Peg and Bill Marion as seen in a

Peg and Bill Marion as seen in a recent photo. Photo Credit: Handout

Peg and Bill Marion of East Northport spent more time apart than together during their courtship. Peg explains.


In August 1949, Bill and I met by a chance "change of plans." He and his friend decided not to go to a party in Hempstead, their hometown, and instead headed to Rockaway Beach's 103rd Street in Queens, better known as "Irish town."

My friend and I went there frequently to socialize, listen to music and dance at places along the boardwalk -- all for free! I lived on 114th Street where my mother, a widow, ran a boardinghouse for summer tourists.

We ended up at the Dublin House, and Bill and his friend came over and asked us to dance. Later, they walked us home, and before he left, Bill asked whether he could take me out sometime. I gave him my number but didn't really expect to hear from him. A 34-mile round-trip drive for a date would be asking a lot.

But he called a couple of weeks later and took me to the Jones Beach boardwalk, followed by dinner at Linck's Log Cabin Inn in Centerport. He was 23 and I was 19.
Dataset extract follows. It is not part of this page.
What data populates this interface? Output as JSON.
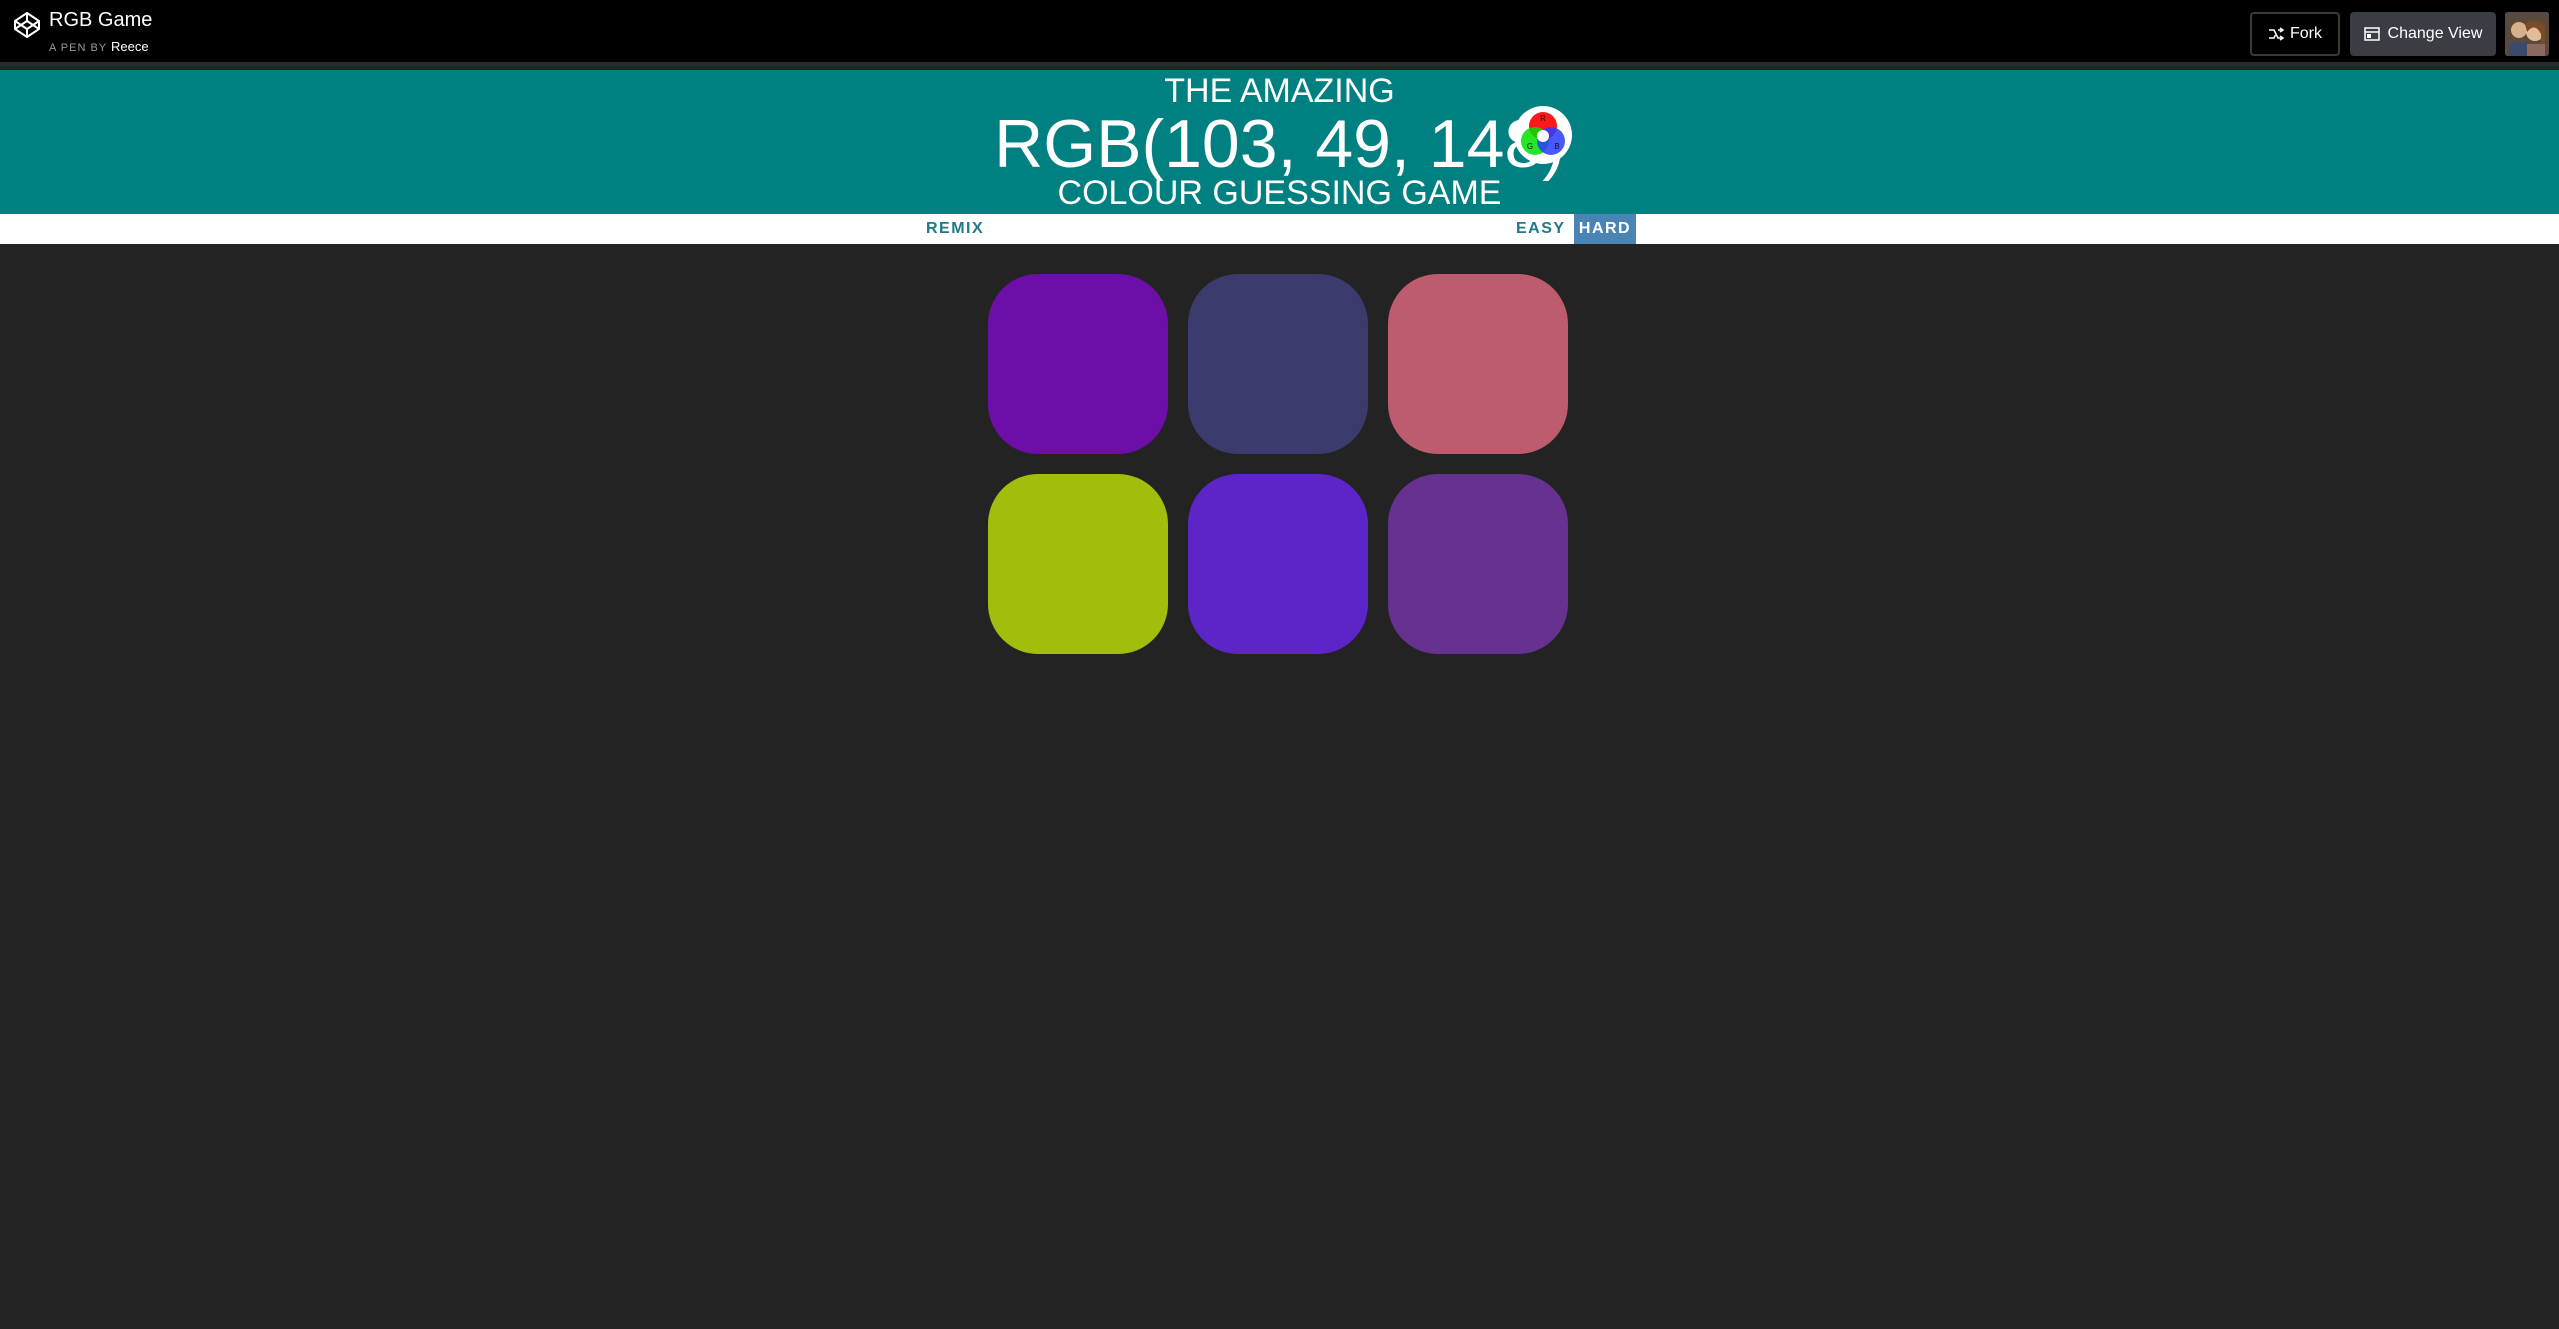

Dating was infrequent at first, but by the following summer we knew something was developing and started spending more time together. The mileage on Bill's car kept going up because we'd usually drive back to Nassau County to the San Suzanne in Mineola or the Sunrise Village in Bellmore, both restaurant/nightclubs, or to a friend's party. He would pick me up at 7 p.m. and I'd have to be home by midnight. Once there, my mother would flick the front lights on and off until I got inside.
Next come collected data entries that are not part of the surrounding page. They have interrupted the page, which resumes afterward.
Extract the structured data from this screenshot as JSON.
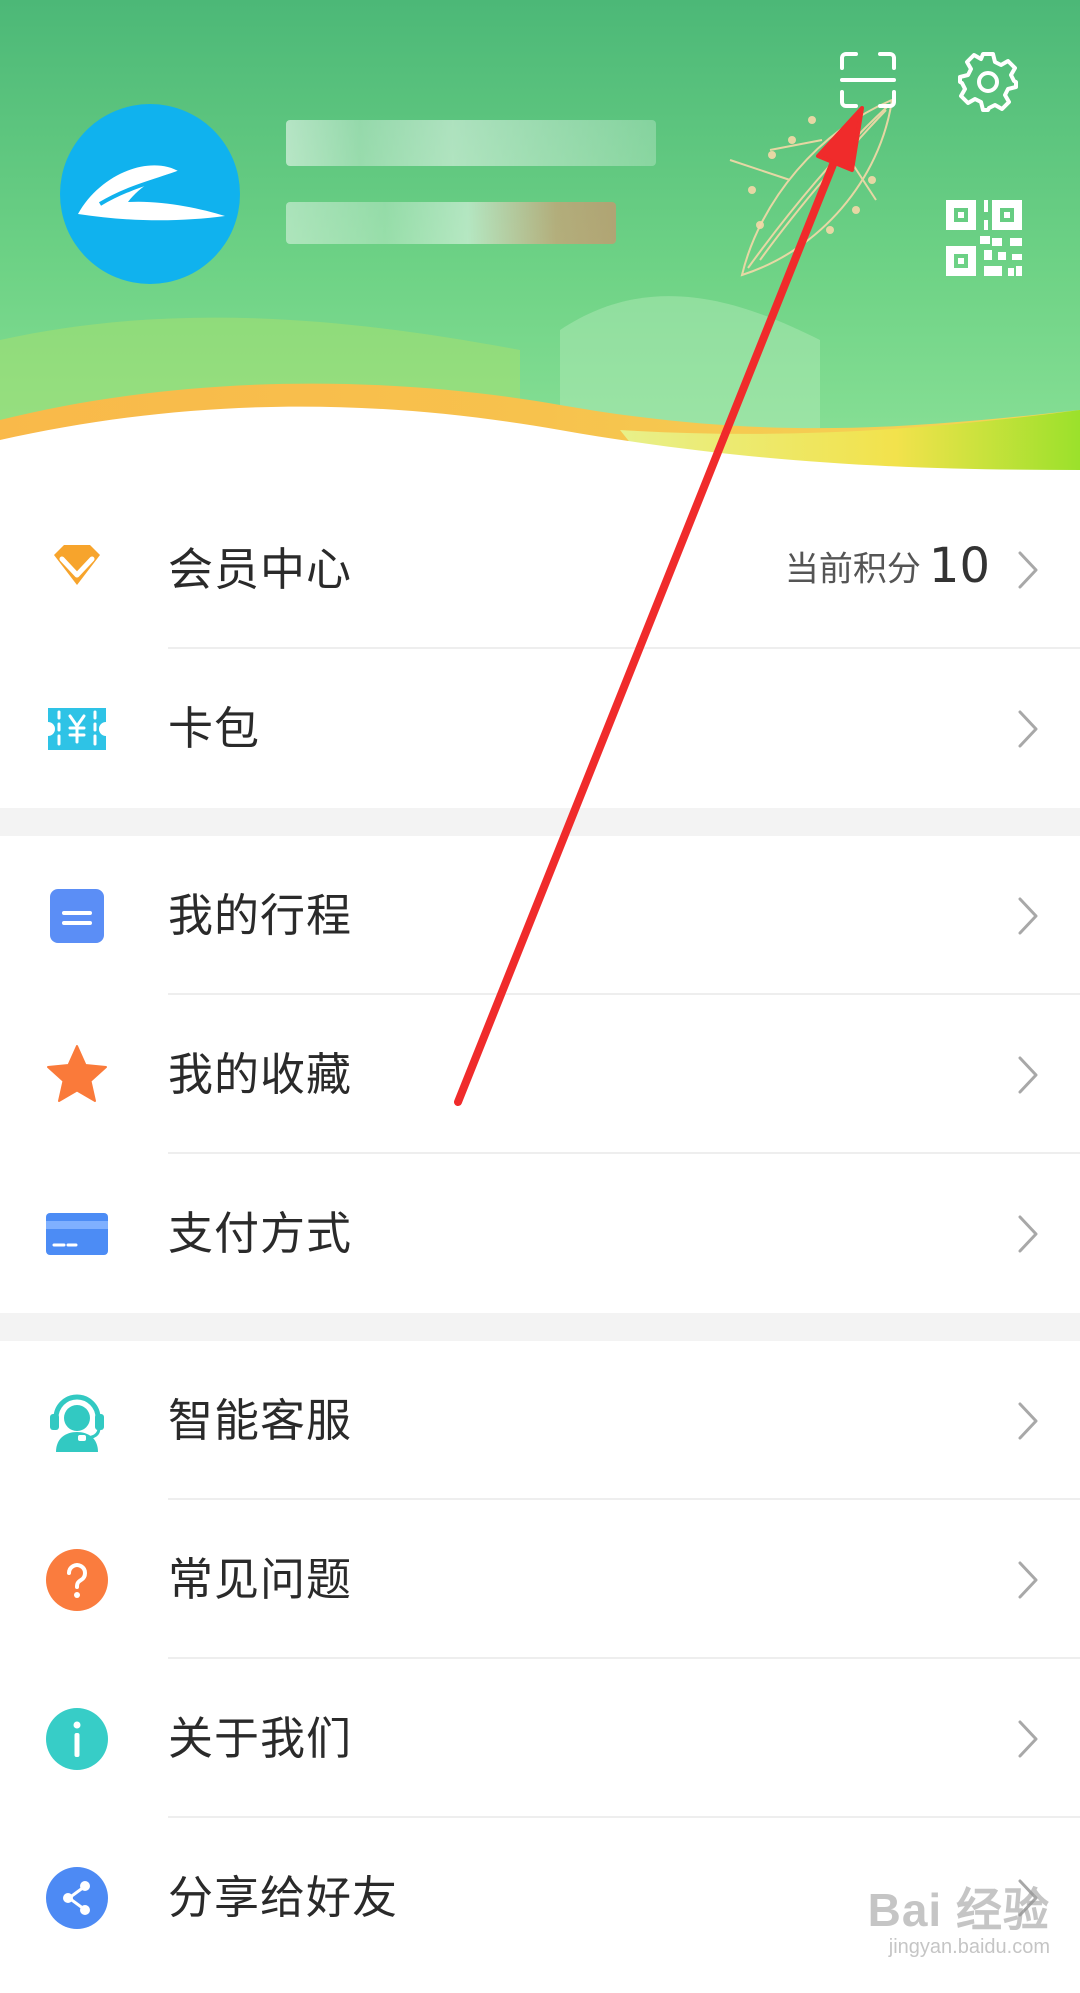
{
  "menu": {
    "member_center": {
      "label": "会员中心",
      "points_label": "当前积分",
      "points_value": "10"
    },
    "wallet": {
      "label": "卡包"
    },
    "my_trips": {
      "label": "我的行程"
    },
    "favorites": {
      "label": "我的收藏"
    },
    "payment": {
      "label": "支付方式"
    },
    "smart_service": {
      "label": "智能客服"
    },
    "faq": {
      "label": "常见问题"
    },
    "about_us": {
      "label": "关于我们"
    },
    "share": {
      "label": "分享给好友"
    }
  },
  "icons": {
    "scan": "scan-icon",
    "settings": "gear-icon",
    "qr_code": "qr-code-icon",
    "member": "diamond-icon",
    "wallet": "ticket-yen-icon",
    "trips": "document-icon",
    "favorites": "star-icon",
    "payment": "card-icon",
    "service": "headset-icon",
    "faq": "question-icon",
    "about": "info-icon",
    "share": "share-icon",
    "chevron": "chevron-right-icon"
  },
  "colors": {
    "header_green": "#5fcf7d",
    "avatar_blue": "#10b2ee",
    "member_orange": "#f7a42c",
    "wallet_cyan": "#2ec3e6",
    "trips_blue": "#5b8ef6",
    "favorites_orange": "#fa7a3a",
    "payment_blue": "#4c8cf5",
    "service_teal": "#32c9c2",
    "faq_orange": "#fa7c3e",
    "about_teal": "#37cdc7",
    "share_blue": "#4d8af4",
    "annotation_red": "#f02b2b"
  },
  "watermark": {
    "main": "Bai 经验",
    "sub": "jingyan.baidu.com"
  }
}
Bill had enlisted in the Marines during World War II and served in the South Pacific, China and then Japan. He later joined the Marine Reserves. His unit was activated the following year with the start of the Korean War and he was assigned to Camp Lejeune in North Carolina. I'd see him whenever he came home on a long weekend leave. We got engaged in October 1950, just before he shipped out to the Caribbean for landing maneuvers.

Until his discharge in December 1951, our courtship was long distance. Bill says because of that time away we hardly knew each other when we walked down the aisle April 19, 1952. We were married in St. Francis de Sales Catholic Church in Belle Harbor, followed by a reception at Patricia Murphy's Candlelight Restaurant in Manhasset.

We bought our house in East Northport in September 1954. Today we have a wonderful family -- four children, 13 grandchildren and two great-grandchildren. We are celebrating our 60th anniversary this month with family and friends at the Garden Grill in Smithtown. Bill retired as a detective with the Suffolk County Police Department in 1981. I had a wonderful career teaching third, fourth and fifth grades in the Commack School District. They say absence makes the heart grow fonder. We were tested concerning this and it sure looks like it worked for us.